CHAPTER XXIX

THE REFORM OF THE JUDICIARY



Of his Council of Twelve, the Administrator placed one member in charge
of each of the nine departments, and gave to the other three special
work that was constantly arising.

One of his advisers was a man of distinguished lineage, but who, in his
early youth, had been compelled to struggle against those unhappy
conditions that followed reconstruction in the South. His intellect and
force of character had brought him success in his early manhood, and he
was the masterful head of a university that, under his guidance, was
soon to become one of the foremost in the world. He was a trained
political economist, and had rare discernment in public affairs,
therefore Dru leaned heavily upon him when he began to rehabilitate the
Government.

Dru used Selwyn's unusual talents for organization and administration,
in thoroughly overhauling the actual machinery of both Federal and State
Governments. There was no doubt but that there was an enormous waste
going on, and this he undertook to stop, for he felt sure that as much
efficiency could be obtained at two-thirds the cost. One of his first
acts as Administrator was to call together five great lawyers, who had
no objectionable corporate or private practice, and give to them the
task of defining the powers of all courts, both State and Federal.

They were not only to remodel court procedure, but to eliminate such
courts as were unnecessary. To this board he gave the further task of
reconstructing the rules governing lawyers, their practice before the
courts, their relations to their clients and the amount and character of
their fees under given conditions.

Under Dru's instruction the commission was to limit the power of the
courts to the extent that they could no longer pass upon the
constitutionality of laws, their function being merely to decide, as
between litigants, what the law was, as was the practice of all other
civilized nations.

Judges, both Federal and State, were to be appointed for life, subject
to compulsory retirement at seventy, and to forced retirement at any
time by a two-thirds vote of the House and a majority vote of the
Senate. Their appointment was to be suggested by the President or
Governor, as the case might be, and a majority vote of the House and a
two-third vote of the Senate were necessary for confirmation.
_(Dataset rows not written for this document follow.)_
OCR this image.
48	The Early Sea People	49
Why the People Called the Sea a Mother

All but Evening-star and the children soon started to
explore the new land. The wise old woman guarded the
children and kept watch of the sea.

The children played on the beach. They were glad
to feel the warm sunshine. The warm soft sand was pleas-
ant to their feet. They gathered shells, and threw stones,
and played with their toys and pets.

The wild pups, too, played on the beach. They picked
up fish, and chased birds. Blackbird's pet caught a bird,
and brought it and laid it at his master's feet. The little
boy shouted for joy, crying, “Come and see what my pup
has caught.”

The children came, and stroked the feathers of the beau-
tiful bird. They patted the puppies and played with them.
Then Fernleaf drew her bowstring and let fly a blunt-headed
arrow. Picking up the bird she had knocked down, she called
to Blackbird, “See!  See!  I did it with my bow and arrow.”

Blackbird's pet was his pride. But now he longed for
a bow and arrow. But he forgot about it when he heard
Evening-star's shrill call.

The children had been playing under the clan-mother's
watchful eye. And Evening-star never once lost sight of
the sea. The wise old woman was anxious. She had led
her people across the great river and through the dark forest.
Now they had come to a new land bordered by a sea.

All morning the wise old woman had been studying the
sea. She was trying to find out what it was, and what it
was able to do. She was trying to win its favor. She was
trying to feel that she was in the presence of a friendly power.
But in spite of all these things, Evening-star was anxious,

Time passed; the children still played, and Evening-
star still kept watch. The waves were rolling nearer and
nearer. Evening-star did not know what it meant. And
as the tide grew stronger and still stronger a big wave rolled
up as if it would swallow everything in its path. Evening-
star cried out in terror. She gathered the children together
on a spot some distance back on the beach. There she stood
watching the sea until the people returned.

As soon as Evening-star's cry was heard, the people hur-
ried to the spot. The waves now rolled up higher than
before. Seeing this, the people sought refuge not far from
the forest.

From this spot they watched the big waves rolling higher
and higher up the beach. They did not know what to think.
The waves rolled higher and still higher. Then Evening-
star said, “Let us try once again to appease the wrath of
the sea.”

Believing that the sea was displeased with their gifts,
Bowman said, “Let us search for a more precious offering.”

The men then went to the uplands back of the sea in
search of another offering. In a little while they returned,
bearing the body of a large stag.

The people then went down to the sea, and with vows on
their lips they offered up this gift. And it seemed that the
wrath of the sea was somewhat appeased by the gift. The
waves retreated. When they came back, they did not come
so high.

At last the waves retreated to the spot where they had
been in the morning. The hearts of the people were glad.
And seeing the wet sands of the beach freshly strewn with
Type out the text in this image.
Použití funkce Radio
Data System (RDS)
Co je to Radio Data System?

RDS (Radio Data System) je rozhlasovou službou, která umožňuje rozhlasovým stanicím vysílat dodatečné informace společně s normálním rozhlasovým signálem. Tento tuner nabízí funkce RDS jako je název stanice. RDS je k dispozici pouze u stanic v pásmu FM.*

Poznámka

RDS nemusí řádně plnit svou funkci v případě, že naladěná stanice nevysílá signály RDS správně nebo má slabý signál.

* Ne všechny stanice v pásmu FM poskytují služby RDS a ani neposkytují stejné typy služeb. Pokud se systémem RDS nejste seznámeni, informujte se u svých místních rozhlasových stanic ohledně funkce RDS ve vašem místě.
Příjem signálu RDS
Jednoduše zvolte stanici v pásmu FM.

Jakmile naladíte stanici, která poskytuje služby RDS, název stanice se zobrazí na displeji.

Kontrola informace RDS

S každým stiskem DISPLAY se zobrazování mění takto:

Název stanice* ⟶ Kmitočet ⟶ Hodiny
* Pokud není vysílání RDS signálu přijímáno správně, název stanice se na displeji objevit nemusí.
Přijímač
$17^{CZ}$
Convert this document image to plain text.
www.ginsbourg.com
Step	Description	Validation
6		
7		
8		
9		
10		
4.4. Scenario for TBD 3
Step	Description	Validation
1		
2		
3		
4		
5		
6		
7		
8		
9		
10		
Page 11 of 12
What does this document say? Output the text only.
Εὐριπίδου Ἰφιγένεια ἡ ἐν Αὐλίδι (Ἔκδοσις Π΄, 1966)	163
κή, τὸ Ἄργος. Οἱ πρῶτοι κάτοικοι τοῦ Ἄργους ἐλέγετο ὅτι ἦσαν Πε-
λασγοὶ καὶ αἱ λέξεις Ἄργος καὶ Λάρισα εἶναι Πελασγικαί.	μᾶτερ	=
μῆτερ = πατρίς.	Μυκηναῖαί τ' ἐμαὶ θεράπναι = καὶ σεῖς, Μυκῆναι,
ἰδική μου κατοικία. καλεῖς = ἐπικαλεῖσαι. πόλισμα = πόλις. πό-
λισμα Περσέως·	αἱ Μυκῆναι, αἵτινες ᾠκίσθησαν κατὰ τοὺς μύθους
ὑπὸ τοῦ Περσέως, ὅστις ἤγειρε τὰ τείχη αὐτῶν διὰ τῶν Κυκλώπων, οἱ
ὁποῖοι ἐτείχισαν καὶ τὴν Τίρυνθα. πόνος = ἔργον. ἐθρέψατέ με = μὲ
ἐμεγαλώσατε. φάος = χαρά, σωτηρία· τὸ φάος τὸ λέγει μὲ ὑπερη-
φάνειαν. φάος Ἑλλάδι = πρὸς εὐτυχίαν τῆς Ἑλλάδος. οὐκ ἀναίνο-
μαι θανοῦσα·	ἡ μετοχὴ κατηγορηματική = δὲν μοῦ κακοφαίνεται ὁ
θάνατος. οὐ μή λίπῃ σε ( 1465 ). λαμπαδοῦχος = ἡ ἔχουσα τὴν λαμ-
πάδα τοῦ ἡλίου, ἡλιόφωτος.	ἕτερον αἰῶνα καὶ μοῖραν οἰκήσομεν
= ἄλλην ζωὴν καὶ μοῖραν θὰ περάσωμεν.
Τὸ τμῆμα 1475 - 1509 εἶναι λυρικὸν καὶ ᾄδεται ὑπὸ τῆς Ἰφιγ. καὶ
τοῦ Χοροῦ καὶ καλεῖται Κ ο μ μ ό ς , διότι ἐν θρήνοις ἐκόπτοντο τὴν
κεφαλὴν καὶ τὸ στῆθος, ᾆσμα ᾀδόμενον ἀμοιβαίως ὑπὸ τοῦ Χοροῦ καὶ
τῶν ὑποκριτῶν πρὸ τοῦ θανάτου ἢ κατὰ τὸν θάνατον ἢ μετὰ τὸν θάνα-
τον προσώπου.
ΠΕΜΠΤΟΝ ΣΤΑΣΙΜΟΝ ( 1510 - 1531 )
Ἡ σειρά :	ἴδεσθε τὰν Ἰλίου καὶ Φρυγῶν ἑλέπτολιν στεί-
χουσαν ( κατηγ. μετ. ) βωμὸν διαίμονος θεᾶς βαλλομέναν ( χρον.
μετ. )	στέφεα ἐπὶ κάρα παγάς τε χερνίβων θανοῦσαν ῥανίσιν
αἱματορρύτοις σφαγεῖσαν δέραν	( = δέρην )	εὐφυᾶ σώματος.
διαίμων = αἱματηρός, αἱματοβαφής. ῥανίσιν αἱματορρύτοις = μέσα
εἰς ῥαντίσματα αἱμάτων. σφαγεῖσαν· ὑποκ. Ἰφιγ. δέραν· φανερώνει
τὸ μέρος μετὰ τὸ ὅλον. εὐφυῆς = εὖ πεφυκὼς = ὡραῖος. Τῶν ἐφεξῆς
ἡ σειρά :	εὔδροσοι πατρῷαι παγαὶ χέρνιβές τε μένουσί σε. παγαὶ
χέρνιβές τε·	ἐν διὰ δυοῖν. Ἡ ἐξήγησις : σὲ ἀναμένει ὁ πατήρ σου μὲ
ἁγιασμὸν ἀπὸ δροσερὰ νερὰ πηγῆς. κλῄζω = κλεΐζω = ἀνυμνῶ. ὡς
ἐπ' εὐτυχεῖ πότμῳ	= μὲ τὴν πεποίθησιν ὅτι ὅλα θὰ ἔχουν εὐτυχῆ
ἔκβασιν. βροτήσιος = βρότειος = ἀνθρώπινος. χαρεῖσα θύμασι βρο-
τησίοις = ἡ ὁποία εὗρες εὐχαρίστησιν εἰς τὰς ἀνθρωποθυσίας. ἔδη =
High salaries were to be paid, but the number of judges was to be
largely decreased, perhaps by two-thirds. This would be possible,
because the simplification of procedure and the curtailment of their
powers would enormously lessen the amount of work to be done. Dru called
the Board's attention to the fact that England had about two hundred
judges of all kinds, while there were some thirty-six hundred in the
United States, and that the reversals by the English Courts were only
about three per cent. of the reversals by the American Courts.

The United States had, therefore, the most complicated, expensive and
inadequate legal machinery of any civilized nation. Lawyers were no
longer to be permitted to bring suits of doubtful character, and without
facts and merit to sustain them. Hereafter it would be necessary for the
attorney, and the client himself, to swear to the truth of the
allegations submitted in their petitions of suits and briefs.

If they could not show that they had good reason to believe that their
cause was just, they would be subject to fines and imprisonment, besides
being subject to damages by the defendant. Dru desired the Board on
Legal Procedure and Judiciary to work out a fair and comprehensive
system, based along the fundamental lines he had laid down, so that the
people might be no longer ridden by either the law or the lawyer. It was
his intention that no man was to be suggested for a judgeship or
confirmed who was known to drink to excess, either regularly or
periodically, or one who was known not to pay his personal debts, or had
acted in a reprehensible manner either in private or in his public
capacity as a lawyer.

Any of these habits or actions occurring after appointment was to
subject him to impeachment. Moreover, any judge who used his position to
favor any individual or corporation, or who deviated from the path of
even and exact justice for all, or who heckled a litigant, witness or
attorney, or who treated them in an unnecessarily harsh or insulting
manner, was to be, upon complaint duly attested to by reliable
witnesses, tried for impeachment.

The Administrator was positive in his determination to have the
judiciary a most efficient bureau of the people, and to have it
sufficiently well paid to obtain the best talent. He wanted it held in
the highest esteem, and to have an appointment thereon considered one of
the greatest honors of the Republic. To do this he knew it was necessary
for its members to be able, honest, temperate and considerate.